Hall was a magpie. You only need to look at the work Helen Stevenson was doing by the time Hall visited Scotland, especially The hen wife (1924) to see where some of Hall's ideas for A Highland Croft (1927-1928) came from. Not only that, there are some obvious similarities between Hall's print and Kenneth Broad's A Sussex Farm (1925) exhibited at Los Angeles in February, 1926. But her borrowing worked because  the colour woodcuts she made in the States based on the trip to Scotland are the best things she ever did, certainly a lot more lively than the woodcuts that drew their inspiration from trips to France. Hall was a rather repetitive and unoriginal artist as you can see from the basic sameness of the buildings and their similarities to the work of Rice (who had cabin-fever) but as an American she could ignore the British conception of things and made the Highlands look like a cross between the Rocky Mountains and Pont Aven. OK, it's easy enough for a European like myself to snigger but by comparison, Rice looks merely craftsmanlike. The question is, though, was he there as well?



5 comments:

  1. Very nice Charles, thanks. The search, the story and the studying continues. Wouldn't it be nice to trace and track down with the help of readers on both sides of the ocean combined that Rice Zinnias and Aberfoyle print and also to find out what mill (and why) Elisabeth Molyneaux (also misspelled Molyncaux in literature) depicted ?

    ReplyDelete
    Replies
    1. I wondered whether 'Zinnias and Aberfoyle' might be one print rather than one. Either way, it shouldn't be too difficult to track down. But it does surprise me there is no record of Rice visiting Scotland.

      Delete
    2. You are right: it is one print, with this title. No doubt a picture and the answer and explanation about Rice' visit to Scotland will sooner or later come to us. I feel honored giving you food for thought.

      Delete
  2. By and large American colour woodcut artists were more prolific than their British counterparts and you are quite right when you mention the downside to all that.

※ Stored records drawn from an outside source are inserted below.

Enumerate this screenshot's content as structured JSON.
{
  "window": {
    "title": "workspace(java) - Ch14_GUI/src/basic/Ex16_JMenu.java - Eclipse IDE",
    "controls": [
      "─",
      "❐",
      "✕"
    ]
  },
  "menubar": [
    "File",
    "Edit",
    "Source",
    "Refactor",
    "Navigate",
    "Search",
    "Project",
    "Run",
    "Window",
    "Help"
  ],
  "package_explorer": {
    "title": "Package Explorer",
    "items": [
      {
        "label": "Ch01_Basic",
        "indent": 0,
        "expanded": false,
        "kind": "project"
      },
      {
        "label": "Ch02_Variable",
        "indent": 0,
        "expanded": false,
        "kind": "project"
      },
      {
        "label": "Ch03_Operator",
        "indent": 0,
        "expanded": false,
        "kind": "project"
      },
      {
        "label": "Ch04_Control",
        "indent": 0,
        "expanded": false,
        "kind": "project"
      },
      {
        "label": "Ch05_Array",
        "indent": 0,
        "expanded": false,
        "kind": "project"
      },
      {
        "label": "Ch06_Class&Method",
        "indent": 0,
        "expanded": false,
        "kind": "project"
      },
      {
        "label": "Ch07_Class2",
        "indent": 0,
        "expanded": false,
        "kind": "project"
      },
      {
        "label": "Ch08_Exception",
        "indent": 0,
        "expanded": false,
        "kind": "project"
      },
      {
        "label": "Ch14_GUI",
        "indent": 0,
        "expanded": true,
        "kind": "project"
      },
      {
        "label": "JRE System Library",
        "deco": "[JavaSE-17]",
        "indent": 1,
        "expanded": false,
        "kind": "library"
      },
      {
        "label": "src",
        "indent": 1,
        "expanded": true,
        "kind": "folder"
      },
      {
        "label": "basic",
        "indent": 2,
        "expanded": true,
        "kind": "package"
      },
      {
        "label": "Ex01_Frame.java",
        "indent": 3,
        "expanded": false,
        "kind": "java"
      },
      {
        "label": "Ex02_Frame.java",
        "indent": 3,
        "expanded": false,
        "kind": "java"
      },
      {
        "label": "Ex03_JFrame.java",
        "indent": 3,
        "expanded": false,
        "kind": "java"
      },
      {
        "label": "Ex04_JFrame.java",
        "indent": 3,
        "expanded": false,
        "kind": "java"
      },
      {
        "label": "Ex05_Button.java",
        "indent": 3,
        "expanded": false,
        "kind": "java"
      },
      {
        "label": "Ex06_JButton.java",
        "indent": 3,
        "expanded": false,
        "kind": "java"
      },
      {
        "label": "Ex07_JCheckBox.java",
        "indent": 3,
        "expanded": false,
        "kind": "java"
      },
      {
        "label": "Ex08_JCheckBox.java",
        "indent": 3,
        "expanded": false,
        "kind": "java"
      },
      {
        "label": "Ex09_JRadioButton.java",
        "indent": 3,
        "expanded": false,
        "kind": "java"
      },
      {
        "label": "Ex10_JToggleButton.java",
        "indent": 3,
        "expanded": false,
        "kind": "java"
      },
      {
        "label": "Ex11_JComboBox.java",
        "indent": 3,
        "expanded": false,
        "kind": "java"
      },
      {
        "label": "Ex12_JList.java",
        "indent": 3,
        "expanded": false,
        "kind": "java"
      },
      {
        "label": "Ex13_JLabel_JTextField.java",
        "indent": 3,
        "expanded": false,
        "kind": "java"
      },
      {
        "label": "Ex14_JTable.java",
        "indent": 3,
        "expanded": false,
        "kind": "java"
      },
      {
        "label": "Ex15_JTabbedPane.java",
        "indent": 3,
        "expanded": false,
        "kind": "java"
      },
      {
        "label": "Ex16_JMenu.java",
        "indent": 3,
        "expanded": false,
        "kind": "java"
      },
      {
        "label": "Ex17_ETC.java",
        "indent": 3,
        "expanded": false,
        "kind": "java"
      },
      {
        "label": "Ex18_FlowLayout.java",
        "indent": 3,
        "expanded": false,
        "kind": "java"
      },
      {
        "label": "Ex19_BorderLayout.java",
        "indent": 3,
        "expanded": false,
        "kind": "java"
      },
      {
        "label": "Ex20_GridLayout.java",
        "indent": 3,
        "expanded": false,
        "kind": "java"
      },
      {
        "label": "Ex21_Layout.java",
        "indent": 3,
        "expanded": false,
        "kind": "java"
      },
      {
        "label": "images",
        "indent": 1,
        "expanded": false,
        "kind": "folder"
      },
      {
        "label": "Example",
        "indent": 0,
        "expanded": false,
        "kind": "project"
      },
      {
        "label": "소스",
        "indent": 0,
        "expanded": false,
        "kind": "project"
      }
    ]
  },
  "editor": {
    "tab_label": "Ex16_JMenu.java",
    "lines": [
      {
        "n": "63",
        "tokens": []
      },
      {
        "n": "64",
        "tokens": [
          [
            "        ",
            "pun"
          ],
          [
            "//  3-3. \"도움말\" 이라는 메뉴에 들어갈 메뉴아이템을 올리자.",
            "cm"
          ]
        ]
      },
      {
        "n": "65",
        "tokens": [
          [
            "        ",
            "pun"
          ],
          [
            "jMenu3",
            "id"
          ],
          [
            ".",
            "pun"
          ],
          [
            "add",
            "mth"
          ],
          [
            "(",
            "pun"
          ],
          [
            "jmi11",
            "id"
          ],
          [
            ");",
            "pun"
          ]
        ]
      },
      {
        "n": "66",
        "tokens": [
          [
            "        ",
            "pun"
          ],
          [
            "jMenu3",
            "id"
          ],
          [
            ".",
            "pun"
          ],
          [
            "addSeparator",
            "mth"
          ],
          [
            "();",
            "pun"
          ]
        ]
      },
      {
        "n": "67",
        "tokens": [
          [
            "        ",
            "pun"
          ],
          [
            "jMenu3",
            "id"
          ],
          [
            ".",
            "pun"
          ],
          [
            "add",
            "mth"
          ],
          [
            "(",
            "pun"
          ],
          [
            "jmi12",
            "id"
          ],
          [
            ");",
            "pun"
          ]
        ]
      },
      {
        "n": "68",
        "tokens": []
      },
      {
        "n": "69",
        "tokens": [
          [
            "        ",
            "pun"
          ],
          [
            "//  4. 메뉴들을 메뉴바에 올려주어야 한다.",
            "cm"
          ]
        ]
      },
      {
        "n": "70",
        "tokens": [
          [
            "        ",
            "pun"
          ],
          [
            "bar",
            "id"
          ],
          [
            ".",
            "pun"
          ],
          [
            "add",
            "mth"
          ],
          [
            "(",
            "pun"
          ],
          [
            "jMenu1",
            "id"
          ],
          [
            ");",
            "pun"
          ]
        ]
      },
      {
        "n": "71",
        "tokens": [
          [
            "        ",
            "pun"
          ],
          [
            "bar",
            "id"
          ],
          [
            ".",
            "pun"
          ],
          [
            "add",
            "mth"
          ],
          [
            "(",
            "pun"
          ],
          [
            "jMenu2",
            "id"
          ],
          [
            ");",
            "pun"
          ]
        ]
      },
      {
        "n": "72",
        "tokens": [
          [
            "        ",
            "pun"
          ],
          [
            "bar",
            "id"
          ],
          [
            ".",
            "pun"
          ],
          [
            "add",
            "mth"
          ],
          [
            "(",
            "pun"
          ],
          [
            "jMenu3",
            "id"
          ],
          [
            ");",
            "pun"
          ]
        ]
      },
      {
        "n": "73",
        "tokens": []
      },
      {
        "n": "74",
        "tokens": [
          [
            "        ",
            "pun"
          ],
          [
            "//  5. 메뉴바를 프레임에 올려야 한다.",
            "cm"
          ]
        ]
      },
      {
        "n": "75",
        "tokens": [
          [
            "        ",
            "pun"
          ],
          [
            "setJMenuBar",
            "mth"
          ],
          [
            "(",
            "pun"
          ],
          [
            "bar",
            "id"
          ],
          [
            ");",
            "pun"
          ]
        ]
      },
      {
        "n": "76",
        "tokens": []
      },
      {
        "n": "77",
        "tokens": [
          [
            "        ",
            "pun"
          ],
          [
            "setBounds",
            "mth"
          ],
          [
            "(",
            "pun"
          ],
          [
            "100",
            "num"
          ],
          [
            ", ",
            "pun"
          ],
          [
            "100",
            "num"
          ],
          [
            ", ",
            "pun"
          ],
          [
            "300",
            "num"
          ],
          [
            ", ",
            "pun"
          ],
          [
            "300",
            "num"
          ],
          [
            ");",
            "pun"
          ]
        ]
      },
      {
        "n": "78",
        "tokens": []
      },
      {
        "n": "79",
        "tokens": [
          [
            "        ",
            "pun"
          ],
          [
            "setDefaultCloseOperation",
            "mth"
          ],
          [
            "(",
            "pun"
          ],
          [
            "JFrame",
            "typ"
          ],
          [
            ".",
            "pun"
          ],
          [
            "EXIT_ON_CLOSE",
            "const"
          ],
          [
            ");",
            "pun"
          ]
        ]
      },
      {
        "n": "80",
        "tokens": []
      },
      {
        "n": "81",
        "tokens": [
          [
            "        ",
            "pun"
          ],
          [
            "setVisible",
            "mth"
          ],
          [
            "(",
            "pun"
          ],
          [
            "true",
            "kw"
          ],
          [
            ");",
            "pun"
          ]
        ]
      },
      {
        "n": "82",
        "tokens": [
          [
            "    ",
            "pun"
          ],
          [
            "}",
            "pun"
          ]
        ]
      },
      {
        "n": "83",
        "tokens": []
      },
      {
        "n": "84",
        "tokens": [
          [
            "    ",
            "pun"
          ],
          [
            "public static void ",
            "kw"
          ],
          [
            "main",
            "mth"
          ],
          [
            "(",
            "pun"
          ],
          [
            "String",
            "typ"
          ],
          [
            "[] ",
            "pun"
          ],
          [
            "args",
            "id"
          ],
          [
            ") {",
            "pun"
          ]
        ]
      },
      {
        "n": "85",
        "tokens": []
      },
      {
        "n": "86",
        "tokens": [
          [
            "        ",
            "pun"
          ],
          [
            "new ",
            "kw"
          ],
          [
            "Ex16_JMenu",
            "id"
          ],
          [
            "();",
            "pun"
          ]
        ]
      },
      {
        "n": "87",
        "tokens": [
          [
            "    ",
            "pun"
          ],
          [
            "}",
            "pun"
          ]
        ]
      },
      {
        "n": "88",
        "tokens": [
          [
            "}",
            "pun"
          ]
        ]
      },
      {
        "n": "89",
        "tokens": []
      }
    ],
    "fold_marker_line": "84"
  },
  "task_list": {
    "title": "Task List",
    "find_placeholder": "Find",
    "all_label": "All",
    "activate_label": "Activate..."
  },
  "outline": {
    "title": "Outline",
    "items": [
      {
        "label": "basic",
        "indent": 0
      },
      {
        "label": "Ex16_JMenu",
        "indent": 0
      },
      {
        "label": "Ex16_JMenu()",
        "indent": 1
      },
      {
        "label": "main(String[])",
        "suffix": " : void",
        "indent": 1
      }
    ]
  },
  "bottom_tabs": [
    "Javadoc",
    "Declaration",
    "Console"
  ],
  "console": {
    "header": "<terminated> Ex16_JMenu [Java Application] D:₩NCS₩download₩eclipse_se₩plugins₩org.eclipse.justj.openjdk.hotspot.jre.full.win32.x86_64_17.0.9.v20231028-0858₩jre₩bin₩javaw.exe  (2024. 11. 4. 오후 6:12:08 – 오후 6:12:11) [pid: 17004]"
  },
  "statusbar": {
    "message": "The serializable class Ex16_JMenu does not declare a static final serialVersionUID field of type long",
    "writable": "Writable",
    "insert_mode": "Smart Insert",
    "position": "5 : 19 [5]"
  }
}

The British also had watercolours to sell and I think they might have been surprised to see how much attention we now pay to their colour woodcuts.

    As for Scotland, as you well know, it is a difficult area to research. We also need to get things into perspective because it was not the Scots so much who discovered the Isles and Highlands as a tremendous subject for colour woodcut as William Giles who worked alongside Ada Shrimpton on Jura in 1922. But it was Arabella Rankin who made the best and most original contribution and she was in full spate by 1924 and given the choice between a Rankin at her best and a Rice or Bassett Hall, you would probably go for Rankin every time. This is not to rubbish the Americans, because we love their best work, but only to suggest some of them knew something was afoot in Britain. After all they had had the example of Platt taking the gold medal for 'The giant stride' at Los Angeles in 1922, hadn't they?

    Oh, and thank you for the appreciation.

    ReplyDelete
  3. Well, congratulations on that one. You were always very assiduous in your collecting (as one has to be). I am envious. Her work is very hard to come by. Fortunately York Brunton's 'Owls' is sitting beside me wrapped in tissue as I write!